Mas sobre o que realmente interessa na humanidade, tivemos mais e melhor. Neste local descobriu-se um crânio completo de “homo heidelbergensis”. Os arqueólogos puseram-lhe catitamente o nome de Miguelón, em homenagem ao ciclista Miguel Indurain, na altura ás do pedal. Sabe-se que o Miguelón levou violentamente na fronha, por um oponente que era destro, pois apresenta várias pancadas do lado esquerdo do crânio. Uma delas partiu-lhe um dente e provocou-lhe um abcesso (que ficou marcado no osso) e posteriormente a morte por septicemia. Este processo demorou algum tempo. O Miguelón estava todo partido, completamente inoperacional, mas não morreu de fome. Alguém tratou dele. Alguém foi buscar comida para ele e não foi ao Pingo Doce. Alguém arriscou a vida por um moribundo, centenas de milhares de anos antes de Kant escrever sobre imperativos categóricos. Repetindo a conclusão do Doutor David Canales: “O que se passou nesta caverna? Amizade? Amor? Não sei. Os vossos mil e quatrocentos centímetros cúbicos de caixa craniana que respondam”.

Outro achado notável foi o de uma criança – a Benjamina, apesar de não se saber se rapaz ou rapariga – que apresentava uma craniossinostose, uma união prematura dos ossos do crânio, que neste caso seria pré-natal. Esta criança nasceu muito provavelmente com deficiências psicomotoras graves. Apesar delas, morreu com mais de uma década de idade, talvez próximo de ser adulta. Ou seja, mau grado ela ser um fardo para o grupo, foi tratada e alimentada e desenvolveu-se durante anos. Teve mais sorte do que se tivesse nascido numa família norte-americana sem seguro de saúde.

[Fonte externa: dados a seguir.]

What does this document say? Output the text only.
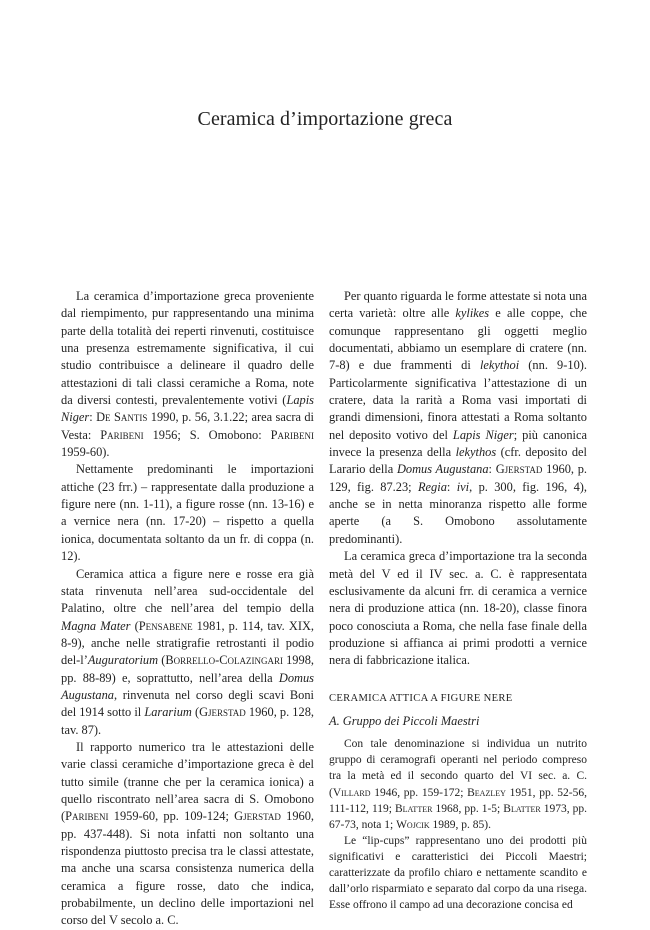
Ceramica d’importazione greca

La ceramica d’importazione greca proveniente dal riempimento, pur rappresentando una minima parte della totalità dei reperti rinvenuti, costituisce una presenza estremamente significativa, il cui studio contribuisce a delineare il quadro delle attestazioni di tali classi ceramiche a Roma, note da diversi contesti, prevalentemente votivi (Lapis Niger: De Santis 1990, p. 56, 3.1.22; area sacra di Vesta: Paribeni 1956; S. Omobono: Paribeni 1959-60).

Nettamente predominanti le importazioni attiche (23 frr.) – rappresentate dalla produzione a figure nere (nn. 1-11), a figure rosse (nn. 13-16) e a vernice nera (nn. 17-20) – rispetto a quella ionica, documentata soltanto da un fr. di coppa (n. 12).

Ceramica attica a figure nere e rosse era già stata rinvenuta nell’area sud-occidentale del Palatino, oltre che nell’area del tempio della Magna Mater (Pensabene 1981, p. 114, tav. XIX, 8-9), anche nelle stratigrafie retrostanti il podio del-l’Auguratorium (Borrello-Colazingari 1998, pp. 88-89) e, soprattutto, nell’area della Domus Augustana, rinvenuta nel corso degli scavi Boni del 1914 sotto il Lararium (Gjerstad 1960, p. 128, tav. 87).

Il rapporto numerico tra le attestazioni delle varie classi ceramiche d’importazione greca è del tutto simile (tranne che per la ceramica ionica) a quello riscontrato nell’area sacra di S. Omobono (Paribeni 1959-60, pp. 109-124; Gjerstad 1960, pp. 437-448). Si nota infatti non soltanto una rispondenza piuttosto precisa tra le classi attestate, ma anche una scarsa consistenza numerica della ceramica a figure rosse, dato che indica, probabilmente, un declino delle importazioni nel corso del V secolo a. C.

Per quanto riguarda le forme attestate si nota una certa varietà: oltre alle kylikes e alle coppe, che comunque rappresentano gli oggetti meglio documentati, abbiamo un esemplare di cratere (nn. 7-8) e due frammenti di lekythoi (nn. 9-10). Particolarmente significativa l’attestazione di un cratere, data la rarità a Roma vasi importati di grandi dimensioni, finora attestati a Roma soltanto nel deposito votivo del Lapis Niger; più canonica invece la presenza della lekythos (cfr. deposito del Larario della Domus Augustana: Gjerstad 1960, p. 129, fig. 87.23; Regia: ivi, p. 300, fig. 196, 4), anche se in netta minoranza rispetto alle forme aperte (a S. Omobono assolutamente predominanti).

La ceramica greca d’importazione tra la seconda metà del V ed il IV sec. a. C. è rappresentata esclusivamente da alcuni frr. di ceramica a vernice nera di produzione attica (nn. 18-20), classe finora poco conosciuta a Roma, che nella fase finale della produzione si affianca ai primi prodotti a vernice nera di fabbricazione italica.

CERAMICA ATTICA A FIGURE NERE
A. Gruppo dei Piccoli Maestri

Con tale denominazione si individua un nutrito gruppo di ceramografi operanti nel periodo compreso tra la metà ed il secondo quarto del VI sec. a. C. (Villard 1946, pp. 159-172; Beazley 1951, pp. 52-56, 111-112, 119; Blatter 1968, pp. 1-5; Blatter 1973, pp. 67-73, nota 1; Wojcik 1989, p. 85).

Le “lip-cups” rappresentano uno dei prodotti più significativi e caratteristici dei Piccoli Maestri; caratterizzate da profilo chiaro e nettamente scandito e dall’orlo risparmiato e separato dal corpo da una risega. Esse offrono il campo ad una decorazione concisa ed
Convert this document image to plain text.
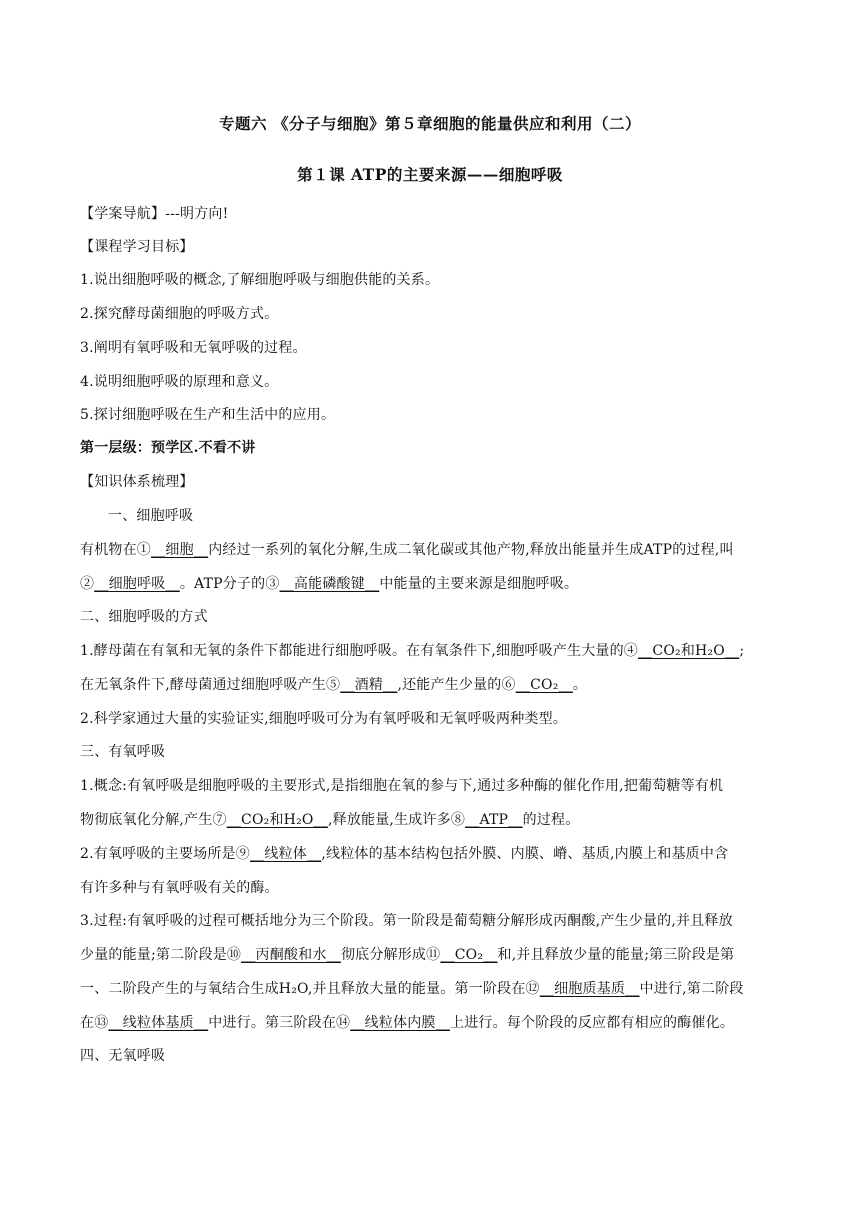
专题六 《分子与细胞》第５章细胞的能量供应和利用（二）
第１课 ATP的主要来源——细胞呼吸
【学案导航】---明方向!
【课程学习目标】
1.说出细胞呼吸的概念,了解细胞呼吸与细胞供能的关系。
2.探究酵母菌细胞的呼吸方式。
3.阐明有氧呼吸和无氧呼吸的过程。
4.说明细胞呼吸的原理和意义。
5.探讨细胞呼吸在生产和生活中的应用。
第一层级：预学区.不看不讲
【知识体系梳理】
一、细胞呼吸
有机物在①__细胞__内经过一系列的氧化分解,生成二氧化碳或其他产物,释放出能量并生成ATP的过程,叫
②__细胞呼吸__。ATP分子的③__高能磷酸键__中能量的主要来源是细胞呼吸。
二、细胞呼吸的方式
1.酵母菌在有氧和无氧的条件下都能进行细胞呼吸。在有氧条件下,细胞呼吸产生大量的④__CO₂和H₂O__;
在无氧条件下,酵母菌通过细胞呼吸产生⑤__酒精__,还能产生少量的⑥__CO₂__。
2.科学家通过大量的实验证实,细胞呼吸可分为有氧呼吸和无氧呼吸两种类型。
三、有氧呼吸
1.概念:有氧呼吸是细胞呼吸的主要形式,是指细胞在氧的参与下,通过多种酶的催化作用,把葡萄糖等有机
物彻底氧化分解,产生⑦__CO₂和H₂O__,释放能量,生成许多⑧__ATP__的过程。
2.有氧呼吸的主要场所是⑨__线粒体__,线粒体的基本结构包括外膜、内膜、嵴、基质,内膜上和基质中含
有许多种与有氧呼吸有关的酶。
3.过程:有氧呼吸的过程可概括地分为三个阶段。第一阶段是葡萄糖分解形成丙酮酸,产生少量的,并且释放
少量的能量;第二阶段是⑩__丙酮酸和水__彻底分解形成⑪__CO₂__和,并且释放少量的能量;第三阶段是第
一、二阶段产生的与氧结合生成H₂O,并且释放大量的能量。第一阶段在⑫__细胞质基质__中进行,第二阶段
在⑬__线粒体基质__中进行。第三阶段在⑭__线粒体内膜__上进行。每个阶段的反应都有相应的酶催化。
四、无氧呼吸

Em Atapuerca os investigadores não descobrem só o sublime. Ainda não chegaram ao ponto de encontrar os maxilares vorazes de um tipo da banca de investimento, mas vão-se deparando com a morte violenta, o ódio ao outro, os primeiros vestígios de canibalismo. Apesar disto, ao sair da garganta estreita da trincheira, não pude impedir-me de pensar no exemplo do Miguelón e da Benjamina e dos que incógnita e carinhosamente deles trataram. Macacos? Macacos somos nós.